USDA Dairy Forage Research Center, Madison, WI, USA.
Department of Computer Science and Engineering, University of California - San Diego, La Jolla, CA, USA.
Nat Biotechnol. 2022 May;40(5):711-719. doi: 10.1038/s41587-021-01130-z. Epub 2022 Jan 3.
Microbial communities might include distinct lineages of closely related organisms that complicate metagenomic assembly and prevent the generation of complete metagenome-assembled genomes (MAGs). Here we show that deep sequencing using long (HiFi) reads combined with Hi-C binning can address this challenge even for complex microbial communities. Using existing methods, we sequenced the sheep fecal metagenome and identified 428 MAGs with more than 90% completeness, including 44 MAGs in single circular contigs. To resolve closely related strains (lineages), we developed MAGPhase, which separates lineages of related organisms by discriminating variant haplotypes across hundreds of kilobases of genomic sequence. MAGPhase identified 220 lineage-resolved MAGs in our dataset. The ability to resolve closely related microbes in complex microbial communities improves the identification of biosynthetic gene clusters and the precision of assigning mobile genetic elements to host genomes. We identified 1,400 complete and 350 partial biosynthetic gene clusters, most of which are novel, as well as 424 (298) potential host-viral (host-plasmid) associations using Hi-C data.

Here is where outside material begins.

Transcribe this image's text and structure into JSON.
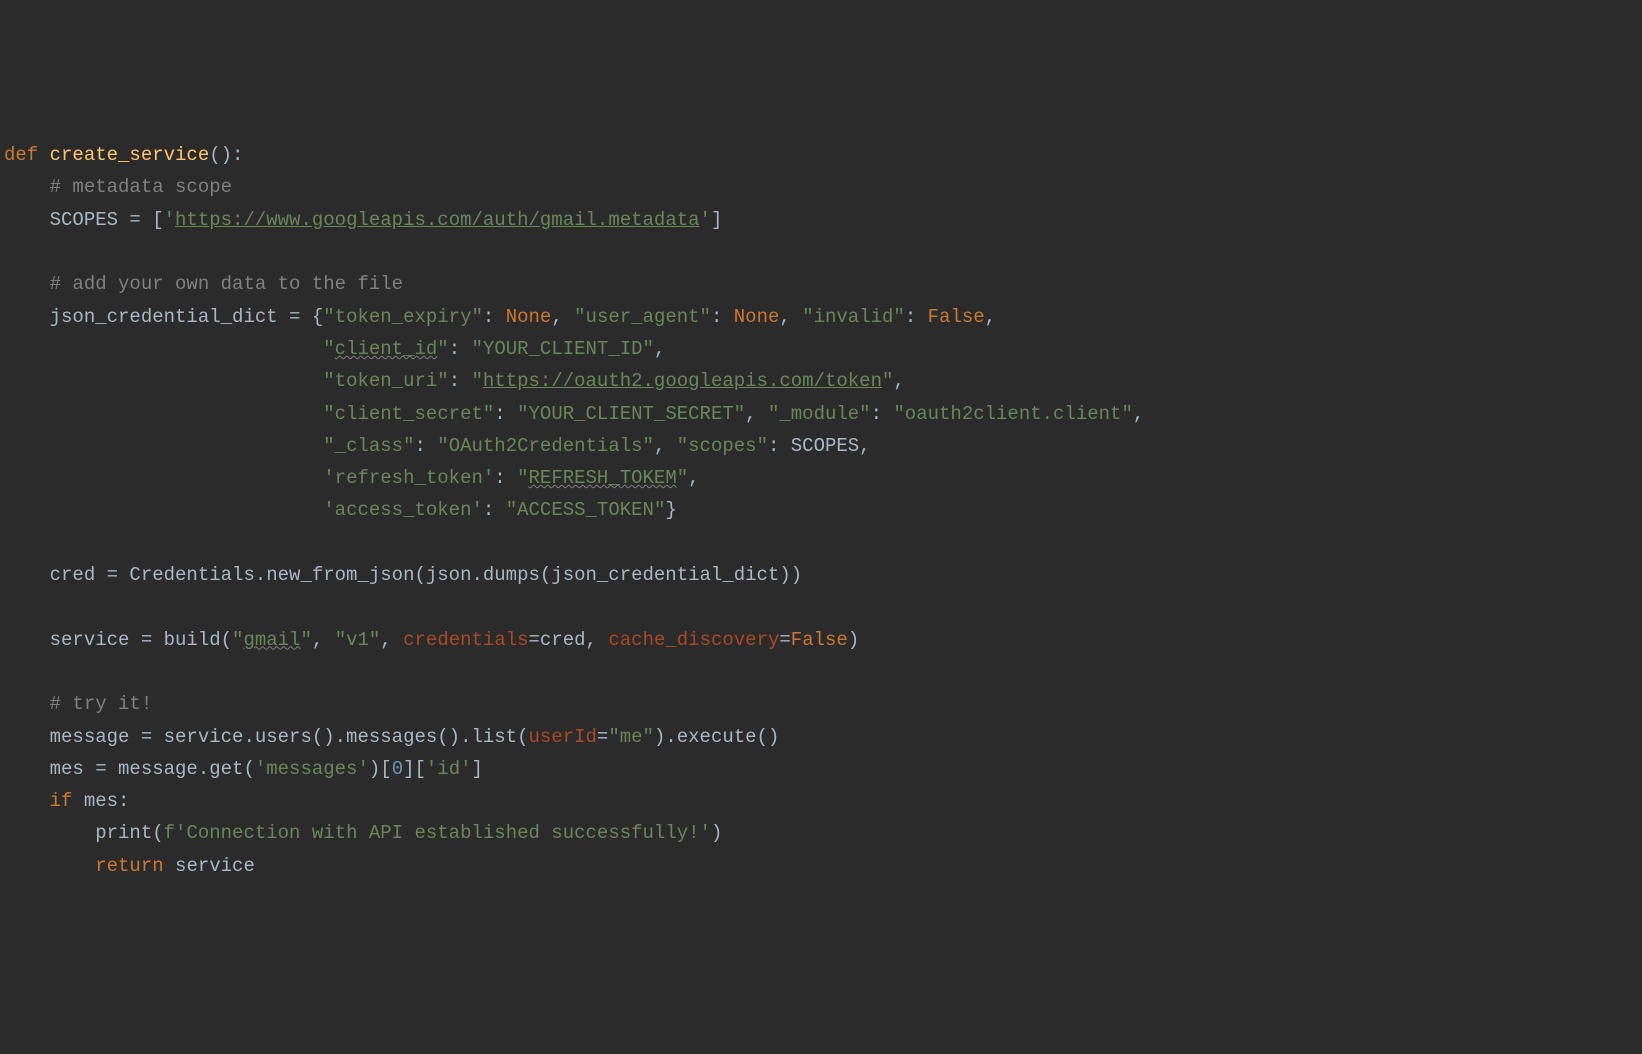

微生物群落可能包含密切相关的不同谱系,这使得宏基因组组装复杂化,并阻止了完整宏基因组组装基因组 (MAG) 的生成。在这里,我们展示了使用长 (HiFi) reads 结合 Hi-C 分箱技术进行深度测序可以解决这一挑战,即使是对于复杂的微生物群落也是如此。我们使用现有的方法对绵羊粪便宏基因组进行测序,鉴定出了 428 个具有超过 90%完整性的 MAG,其中 44 个 MAG 是单环状连续序列。为了解决密切相关的菌株(谱系)问题,我们开发了 MAGPhase,它通过在数百千碱基的基因组序列中区分变异单倍型来分离相关生物的谱系。MAGPhase 在我们的数据集中共鉴定出 220 个谱系分辨的 MAG。在复杂微生物群落中能够分辨出密切相关的微生物,可以提高生物合成基因簇的识别能力,并提高将移动遗传元件精确定位到宿主基因组的能力。我们使用 Hi-C 数据鉴定了 1400 个完整和 350 个部分生物合成基因簇,其中大多数是新的,还鉴定了 424 个(298 个)潜在的宿主-病毒(宿主-质粒)关联。